Bruce Winter has done some really great work with 1 Corinthians. If you randomly grab 12 commentaries on 1 Corinthians written in the past 20 years, you'll probably see Winter in the footnotes of virtually all of them.
His book After Paul Left Corinth: The Influence of Secular Ethics and Social Change is so helpful. (Unfortunately, it's not very accessible to the general reader. The author assumes the reader knows a fair bit already, including the Greek language.)
In that book, Winter argues that the head covering commands have to do with social norms in the Roman world. Pagan Roman priests would often cover their heads while presiding over religious rituals. Apparently, some men in the Corinthian church were doing the same while praying or prophesying, thereby trying to convey their high social status. Paul wants none of that.
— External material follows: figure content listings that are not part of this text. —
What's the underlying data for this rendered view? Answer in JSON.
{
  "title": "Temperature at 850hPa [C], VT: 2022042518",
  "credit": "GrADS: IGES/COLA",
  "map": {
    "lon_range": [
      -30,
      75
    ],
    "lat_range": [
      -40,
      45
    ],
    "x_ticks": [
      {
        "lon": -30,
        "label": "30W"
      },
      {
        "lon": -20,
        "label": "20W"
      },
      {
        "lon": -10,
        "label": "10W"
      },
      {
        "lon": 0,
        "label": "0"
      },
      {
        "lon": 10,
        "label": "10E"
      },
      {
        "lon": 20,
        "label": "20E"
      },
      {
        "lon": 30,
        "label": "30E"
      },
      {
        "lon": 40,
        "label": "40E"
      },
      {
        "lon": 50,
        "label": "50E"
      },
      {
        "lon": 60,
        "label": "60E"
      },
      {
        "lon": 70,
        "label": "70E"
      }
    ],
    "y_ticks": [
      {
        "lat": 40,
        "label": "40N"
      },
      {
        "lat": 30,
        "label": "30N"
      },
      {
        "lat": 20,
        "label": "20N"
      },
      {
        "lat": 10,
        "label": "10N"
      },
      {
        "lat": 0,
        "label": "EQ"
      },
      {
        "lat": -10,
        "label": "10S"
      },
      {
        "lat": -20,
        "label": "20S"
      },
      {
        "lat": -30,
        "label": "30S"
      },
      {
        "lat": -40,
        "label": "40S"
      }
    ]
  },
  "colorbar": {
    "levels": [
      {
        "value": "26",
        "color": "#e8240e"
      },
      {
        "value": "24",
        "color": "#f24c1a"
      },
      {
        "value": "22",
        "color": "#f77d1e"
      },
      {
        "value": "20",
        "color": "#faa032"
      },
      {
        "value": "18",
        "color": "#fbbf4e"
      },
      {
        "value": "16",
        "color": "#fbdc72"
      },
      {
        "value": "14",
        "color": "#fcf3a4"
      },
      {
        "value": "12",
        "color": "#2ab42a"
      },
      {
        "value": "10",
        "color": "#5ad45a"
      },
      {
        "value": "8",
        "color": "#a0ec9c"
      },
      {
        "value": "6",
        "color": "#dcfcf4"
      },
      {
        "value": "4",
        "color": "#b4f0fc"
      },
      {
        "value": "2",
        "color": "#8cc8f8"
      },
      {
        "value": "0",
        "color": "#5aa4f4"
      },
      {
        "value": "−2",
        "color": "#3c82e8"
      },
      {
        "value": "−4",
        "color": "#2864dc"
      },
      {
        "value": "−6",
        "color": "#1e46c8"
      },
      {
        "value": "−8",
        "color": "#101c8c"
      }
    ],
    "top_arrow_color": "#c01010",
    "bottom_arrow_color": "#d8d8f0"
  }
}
In the Roman world, for a woman to cover her head was to convey sexual unavailability. Preachers have sometimes compared this to a wedding ring, which is not a bad analogy. Apparently, some married women in the Corinthian church were deliberately uncovering their heads prior to praying or prophesying. (Their motivation for doing so isn't super obvious, but Winter argues that it might also be a social status thing, for reasons I won't get into.) This would have conveyed all sorts of wrong messages about the nature of Christian marriage, so Paul wanted none of that.
Note well: The command for men to be uncovered and married women to be covered while praying or prophesying has to do with symbolism that would have been readily understood in a Roman city like first century Corinth. But it has little meaning to us today. This is why Christians today (rightly!) do not insist on these head covering rules.